Sen. Mike Lee (R-Utah), the subcommittee’s chairman, opened the hearing Tuesday by saying he would continue to pursue issues of perceived conservative bias, but that this hearing was not fundamentally about those concerns. But he directed his first question to Google, asking about its alleged censorship of a conservative news outlet.
The Senate panel’s line of questioning may shed light on Republicans’ antitrust priorities at a critical juncture for Google. The Justice Department is expected to file its lawsuit as early as this month. A group of state attorneys general, led by Republican Ken Paxton of Texas, is also conducting a parallel investigation.
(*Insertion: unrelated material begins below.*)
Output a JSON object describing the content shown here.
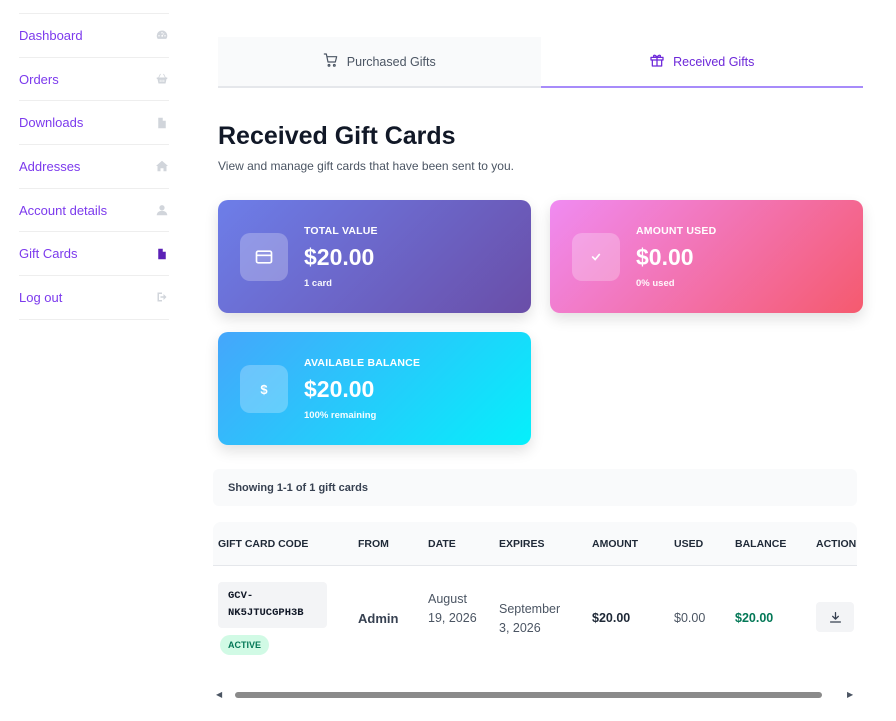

Google is the first target in what could be a watershed moment for antitrust regulation in the country. Critics have charged for years that U.S. laws have failed to rein in Big Tech, allowing companies to amass ever more power.
Three more Big Tech companies were questioned at the congressional hearing in July: Facebook for its acquisition of smaller companies including Instagram, Apple for its hold on the App Store, and Amazon for the way it collects data from third-party sellers on its site. (Amazon chief executive Jeff Bezos owns The Washington Post.)
But Google received a significant amount of attention during the hearing as CEO Sundar Pichai defended the company against concerns about the dominance of its search and ad technologies. Competitors have accused Google for years of unfairly controlling too much of the market by prioritizing its own services over others on search results pages and by managing many aspects of the digital ad buying and displaying process.
Lee has repeatedly criticized the tech industry for being biased against conservatives, a charge that has little evidence and that the tech giants have repeatedly denied. He has suggested that this perceived bias is grounds for greater antitrust scrutiny.
“I view your heavy-handed censorship as a sign of exactly the sort of degraded quality one expects from a monopolist,” he wrote in a letter to tech companies, including Google’s parent company, Alphabet, this summer. “In any other business, you would never dream of treating your customers the way you treat those with views you don’t like. That is, unless you know your customers have no other serious options.”
Google has repeatedly denied allegations that it is suppressing conservative viewpoints. In a response to Lee’s letter, it said it applies “our policies to all content creators across the board and will not allow any form of political bias.”
Google’s mergers and acquisitions chief, Donald Harrison, is testifying at the Senate hearing Tuesday. According to prepared remarks, Harrison will emphasize that Google faces steep competition in the online advertising business and that advertising allows it to provide nearly all its services free to consumers.
“Any discussion of online advertising would be incomplete without mentioning the importance of advertising in supporting a free and open Internet,” Harrison wrote in his testimony.
Giving the best experience to consumers has been a key defense for Google in antitrust investigations for years. But rivals say Google controls too much of the advertising process by managing both the infrastructure for sellers and many of the websites where ads are placed.
Executives from business trade association NetChoice, tech company Chalice Custom Algorithms and Omidyar Network, a firm funded by eBay founder Pierre Omidyar, will also testify at the hearing, which started at 2:30 p.m.